Aptible Deploy comes with built-in support for easily aggregating your container, SSH session and HTTP(S) endpoint logs and routing them to your destinations of choice for record-keeping and future analysis, be it in popular external destinations like Datadog, SumoLogic and PaperTrail, or to a self-hosted Elasticsearch database.

Since 2014, Aptible log drains have been used by customers to send hundreds of millions of log lines to various destinations. While the majority of our customers were able to aggregate their logs without hiccup, we also heard a few of them experience issues when the volume of logs being generated were extremely high. These issues ranged from inconvenient delays in receiving logs in their destinations to packet losses during periods of high throughput.

So we decided to fix this by engineering and releasing a new version of Aptible log drains.
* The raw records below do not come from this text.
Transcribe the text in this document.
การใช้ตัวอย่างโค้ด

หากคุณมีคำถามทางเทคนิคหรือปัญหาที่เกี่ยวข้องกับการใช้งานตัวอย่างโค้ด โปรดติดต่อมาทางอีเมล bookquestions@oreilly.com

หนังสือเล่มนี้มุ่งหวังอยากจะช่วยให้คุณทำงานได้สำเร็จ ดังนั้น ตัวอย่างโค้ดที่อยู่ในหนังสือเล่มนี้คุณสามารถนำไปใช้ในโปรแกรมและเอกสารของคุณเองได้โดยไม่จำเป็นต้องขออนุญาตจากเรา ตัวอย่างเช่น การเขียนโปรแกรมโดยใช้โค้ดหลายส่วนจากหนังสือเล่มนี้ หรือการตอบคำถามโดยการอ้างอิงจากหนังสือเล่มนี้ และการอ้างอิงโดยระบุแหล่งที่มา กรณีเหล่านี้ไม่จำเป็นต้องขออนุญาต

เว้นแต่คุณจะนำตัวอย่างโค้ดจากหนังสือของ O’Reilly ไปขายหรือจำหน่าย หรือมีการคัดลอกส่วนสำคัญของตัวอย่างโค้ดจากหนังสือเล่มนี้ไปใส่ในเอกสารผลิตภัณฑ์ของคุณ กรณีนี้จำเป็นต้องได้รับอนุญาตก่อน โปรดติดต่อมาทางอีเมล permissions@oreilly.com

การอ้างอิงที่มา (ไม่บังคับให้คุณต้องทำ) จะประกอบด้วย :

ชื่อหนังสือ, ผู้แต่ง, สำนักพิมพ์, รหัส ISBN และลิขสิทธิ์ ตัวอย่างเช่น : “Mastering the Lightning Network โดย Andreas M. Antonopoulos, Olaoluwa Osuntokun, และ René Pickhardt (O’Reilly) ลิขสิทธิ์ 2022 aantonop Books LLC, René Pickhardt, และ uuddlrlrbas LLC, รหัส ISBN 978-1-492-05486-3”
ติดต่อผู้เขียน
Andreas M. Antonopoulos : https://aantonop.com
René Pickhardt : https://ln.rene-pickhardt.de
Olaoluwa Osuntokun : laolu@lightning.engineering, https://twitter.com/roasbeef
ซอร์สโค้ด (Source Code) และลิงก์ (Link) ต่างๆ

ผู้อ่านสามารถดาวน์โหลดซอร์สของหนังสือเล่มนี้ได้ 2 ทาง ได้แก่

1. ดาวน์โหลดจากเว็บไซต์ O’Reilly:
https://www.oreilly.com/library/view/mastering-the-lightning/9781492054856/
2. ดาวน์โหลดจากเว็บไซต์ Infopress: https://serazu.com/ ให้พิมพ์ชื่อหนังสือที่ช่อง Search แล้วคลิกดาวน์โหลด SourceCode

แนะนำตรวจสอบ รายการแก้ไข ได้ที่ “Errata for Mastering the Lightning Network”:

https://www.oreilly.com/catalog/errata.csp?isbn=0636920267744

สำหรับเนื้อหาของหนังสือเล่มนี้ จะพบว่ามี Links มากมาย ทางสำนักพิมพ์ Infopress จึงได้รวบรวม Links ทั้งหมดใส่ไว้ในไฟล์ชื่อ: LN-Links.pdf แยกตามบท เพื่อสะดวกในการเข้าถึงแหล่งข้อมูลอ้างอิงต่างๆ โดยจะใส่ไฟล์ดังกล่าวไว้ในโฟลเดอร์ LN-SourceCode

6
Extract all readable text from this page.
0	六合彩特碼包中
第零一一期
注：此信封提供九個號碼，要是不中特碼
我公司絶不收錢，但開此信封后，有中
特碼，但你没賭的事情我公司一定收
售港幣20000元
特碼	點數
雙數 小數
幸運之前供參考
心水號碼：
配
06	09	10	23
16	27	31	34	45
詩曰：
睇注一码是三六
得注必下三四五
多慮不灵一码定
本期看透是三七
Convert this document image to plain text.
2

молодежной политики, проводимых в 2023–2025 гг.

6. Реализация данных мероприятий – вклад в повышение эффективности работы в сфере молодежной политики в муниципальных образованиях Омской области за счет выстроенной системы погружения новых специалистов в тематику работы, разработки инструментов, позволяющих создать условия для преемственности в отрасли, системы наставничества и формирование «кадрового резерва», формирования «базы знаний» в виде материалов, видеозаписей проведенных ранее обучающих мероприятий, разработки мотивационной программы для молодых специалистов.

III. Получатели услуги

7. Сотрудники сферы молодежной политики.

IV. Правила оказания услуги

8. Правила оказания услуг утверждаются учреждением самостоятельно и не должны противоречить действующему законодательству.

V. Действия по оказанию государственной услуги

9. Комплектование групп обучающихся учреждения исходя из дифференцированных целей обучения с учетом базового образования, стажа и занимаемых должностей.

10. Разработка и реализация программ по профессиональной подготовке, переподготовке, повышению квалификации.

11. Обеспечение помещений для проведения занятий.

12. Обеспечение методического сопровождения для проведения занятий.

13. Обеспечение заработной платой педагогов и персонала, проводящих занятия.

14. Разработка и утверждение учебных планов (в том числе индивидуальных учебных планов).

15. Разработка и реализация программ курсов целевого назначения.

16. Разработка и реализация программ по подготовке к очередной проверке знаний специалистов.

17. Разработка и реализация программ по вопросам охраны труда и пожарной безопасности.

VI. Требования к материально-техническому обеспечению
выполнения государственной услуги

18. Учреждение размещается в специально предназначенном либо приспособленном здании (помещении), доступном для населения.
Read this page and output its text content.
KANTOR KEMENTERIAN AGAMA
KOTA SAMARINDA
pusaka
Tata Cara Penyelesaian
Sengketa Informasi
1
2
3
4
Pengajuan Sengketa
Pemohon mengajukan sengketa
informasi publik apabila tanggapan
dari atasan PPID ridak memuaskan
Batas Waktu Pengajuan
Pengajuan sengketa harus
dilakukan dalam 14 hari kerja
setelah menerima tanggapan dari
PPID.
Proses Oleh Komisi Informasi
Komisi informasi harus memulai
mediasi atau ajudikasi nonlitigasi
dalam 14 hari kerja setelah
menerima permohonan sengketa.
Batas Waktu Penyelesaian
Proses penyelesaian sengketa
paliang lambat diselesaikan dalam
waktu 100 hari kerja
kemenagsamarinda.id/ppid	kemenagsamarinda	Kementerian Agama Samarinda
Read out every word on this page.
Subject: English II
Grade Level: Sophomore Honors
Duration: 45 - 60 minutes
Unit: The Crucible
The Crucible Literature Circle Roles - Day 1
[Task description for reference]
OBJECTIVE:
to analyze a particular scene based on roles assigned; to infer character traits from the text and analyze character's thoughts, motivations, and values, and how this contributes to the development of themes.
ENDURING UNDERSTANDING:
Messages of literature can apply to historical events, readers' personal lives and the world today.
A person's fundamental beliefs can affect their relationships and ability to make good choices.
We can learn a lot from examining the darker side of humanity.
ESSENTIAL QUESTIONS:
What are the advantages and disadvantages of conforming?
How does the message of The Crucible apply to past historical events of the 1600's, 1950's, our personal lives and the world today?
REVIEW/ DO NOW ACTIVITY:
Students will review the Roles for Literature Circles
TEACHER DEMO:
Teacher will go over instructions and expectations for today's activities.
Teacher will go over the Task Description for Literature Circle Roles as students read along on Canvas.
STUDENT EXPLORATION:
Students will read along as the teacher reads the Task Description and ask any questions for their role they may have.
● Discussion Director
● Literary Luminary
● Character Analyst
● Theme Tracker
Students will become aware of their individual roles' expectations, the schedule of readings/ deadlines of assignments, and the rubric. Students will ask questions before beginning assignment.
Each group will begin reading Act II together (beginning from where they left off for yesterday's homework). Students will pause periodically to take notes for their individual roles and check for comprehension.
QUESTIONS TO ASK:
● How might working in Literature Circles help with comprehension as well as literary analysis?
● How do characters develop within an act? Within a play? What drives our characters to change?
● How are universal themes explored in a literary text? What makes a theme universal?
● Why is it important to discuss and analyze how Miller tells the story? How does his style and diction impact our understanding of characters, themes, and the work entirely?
What customers can expect with this new version of log drains

The log drains of all Aptible accounts have been updated to the latest version, requiring no additional setup from customers. Customers can expect the following from the latest version.

Improved performance
With this update, users can see a noticeable improvement in the reliability and speed of their log drains. Customers may experience minimal to no lag when generating and sending their logs, even at very high volumes due to the work we put in to increase throughput in the new version of our drains.

Better internal observability for faster remediation
Using a combination of FluentD data, and visualizing and graphing this data into metrics of importance in Grafana, we’ve been able to set up alerts to monitor for issues based on the the the number of logs waiting to be sent , the number of times customer drains retry sending logs, failed output writes to different destinations, and others. We believe these metrics allow our reliability engineers to quickly identify root-causes, be it on Aptible’s side or the customer's side as issues arise, and remediate them more efficiently.

Over time, we’ll evolve these metrics as we learn how our newest version of log drains performs in a wider variety of real world scenarios. Depending on how well these metrics perform, we may also choose to expose them to customers to enable more proactive, self-service remediation of log drain issues.